A comparative analysis of the evaluation metrics across the six models reveals that the model constructed using knowledge-driven features from the no-excavation (idle rotation) phase (Model 1) outperforms the traditional feature-based model (Model 4), indicating a certain level of classification capability. Furthermore, the models based on knowledge-driven features from the penetration-increasing phase (Model 2) and the steady phase (Model 3) achieved better performance than Model 1, suggesting the features from these phases are more informative. Models incorporating multi-phase knowledge-driven rock-breaking features (Models 5 and 6) consistently outperformed the single-phase models (Models 1–4). Notably, the model constructed using all knowledge-driven features (Model 6) achieved the highest F1-score (0.917) and AUC (0.998) among all six models, improving the F1-score by 4.9% and AUC by 0.6% compared with the traditional steady-stage control model (Model 4). These results indicate that model performance improves as the feature set expands, particularly with the inclusion of penetration-increasing phase indicators, which significantly enhance classification effectiveness. This confirms the validity and advantage of the proposed knowledge-driven rock-breaking indices for cross-project surrounding rock quality recognition.

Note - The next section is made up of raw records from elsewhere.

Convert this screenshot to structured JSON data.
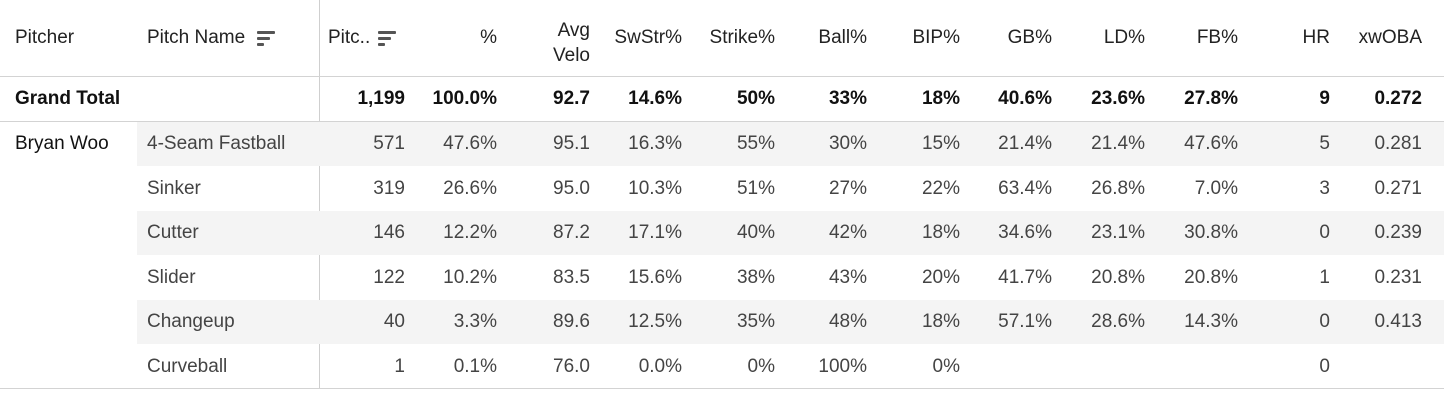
{
  "columns": {
    "pitcher": "Pitcher",
    "pitch_name": "Pitch Name",
    "count": "Pitc..",
    "pct": "%",
    "velo": "Avg\nVelo",
    "swstr": "SwStr%",
    "strike": "Strike%",
    "ball": "Ball%",
    "bip": "BIP%",
    "gb": "GB%",
    "ld": "LD%",
    "fb": "FB%",
    "hr": "HR",
    "xwoba": "xwOBA"
  },
  "grand_total": {
    "label": "Grand Total",
    "count": "1,199",
    "pct": "100.0%",
    "velo": "92.7",
    "swstr": "14.6%",
    "strike": "50%",
    "ball": "33%",
    "bip": "18%",
    "gb": "40.6%",
    "ld": "23.6%",
    "fb": "27.8%",
    "hr": "9",
    "xwoba": "0.272"
  },
  "pitcher_name": "Bryan Woo",
  "rows": [
    {
      "pitch": "4-Seam Fastball",
      "count": "571",
      "pct": "47.6%",
      "velo": "95.1",
      "swstr": "16.3%",
      "strike": "55%",
      "ball": "30%",
      "bip": "15%",
      "gb": "21.4%",
      "ld": "21.4%",
      "fb": "47.6%",
      "hr": "5",
      "xwoba": "0.281"
    },
    {
      "pitch": "Sinker",
      "count": "319",
      "pct": "26.6%",
      "velo": "95.0",
      "swstr": "10.3%",
      "strike": "51%",
      "ball": "27%",
      "bip": "22%",
      "gb": "63.4%",
      "ld": "26.8%",
      "fb": "7.0%",
      "hr": "3",
      "xwoba": "0.271"
    },
    {
      "pitch": "Cutter",
      "count": "146",
      "pct": "12.2%",
      "velo": "87.2",
      "swstr": "17.1%",
      "strike": "40%",
      "ball": "42%",
      "bip": "18%",
      "gb": "34.6%",
      "ld": "23.1%",
      "fb": "30.8%",
      "hr": "0",
      "xwoba": "0.239"
    },
    {
      "pitch": "Slider",
      "count": "122",
      "pct": "10.2%",
      "velo": "83.5",
      "swstr": "15.6%",
      "strike": "38%",
      "ball": "43%",
      "bip": "20%",
      "gb": "41.7%",
      "ld": "20.8%",
      "fb": "20.8%",
      "hr": "1",
      "xwoba": "0.231"
    },
    {
      "pitch": "Changeup",
      "count": "40",
      "pct": "3.3%",
      "velo": "89.6",
      "swstr": "12.5%",
      "strike": "35%",
      "ball": "48%",
      "bip": "18%",
      "gb": "57.1%",
      "ld": "28.6%",
      "fb": "14.3%",
      "hr": "0",
      "xwoba": "0.413"
    },
    {
      "pitch": "Curveball",
      "count": "1",
      "pct": "0.1%",
      "velo": "76.0",
      "swstr": "0.0%",
      "strike": "0%",
      "ball": "100%",
      "bip": "0%",
      "gb": "",
      "ld": "",
      "fb": "",
      "hr": "0",
      "xwoba": ""
    }
  ],
  "icons": {
    "sort_pitch_name": "sort-descending-icon",
    "sort_count": "sort-descending-icon"
  },
  "colors": {
    "row_shade": "#f4f4f4",
    "grid_line": "#d3d3d3"
  }
}
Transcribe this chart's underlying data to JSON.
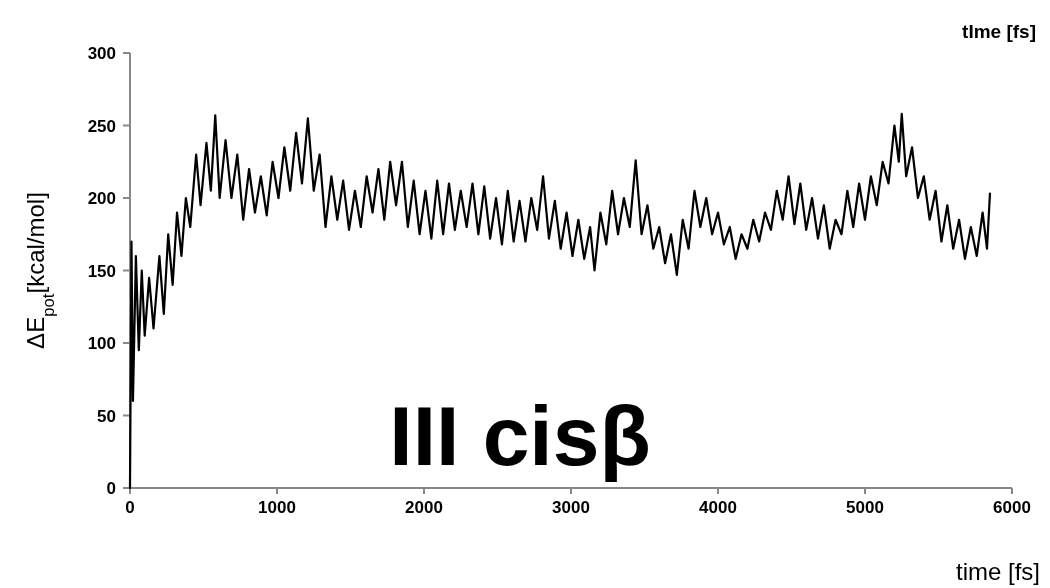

To further investigate the generalization capability of machine learning models on cross-project datasets, two additional models were constructed using all knowledge-driven rock-breaking features: one trained solely on the YC project dataset (Model 7) and the other on the YE project dataset (Model 8). These models were compared with the cross-project model (Model 6), which was trained on the combined dataset of both YC and YE projects. The evaluation metrics for Models 6–8 are summarized in
Table 8. The results show that the performance of the cross-project model (Model 6) lies between that of the single-project models. Specifically, Model 7 (YC-based) exhibited superior performance due to a more balanced distribution of surrounding rock quality categories. In contrast, Model 8 (YE-based) performed less favorably, primarily because of severe class imbalance in the YE dataset—only 2.4% of the samples belong to poor-quality surrounding rock. Overall, the cross-project model (Model 6) maintained comparable performance to the single-project models, indicating that the integration of datasets from different projects did not compromise the learning ability of the machine learning model. This suggests the proposed approach is suitable for cross-project classification tasks in TBM tunneling operations. Therefore, the method is most effective for open-type hard-rock TBM projects with stable sensor acquisition, identifiable excavation cycles, and sufficient samples covering the main surrounding rock classes.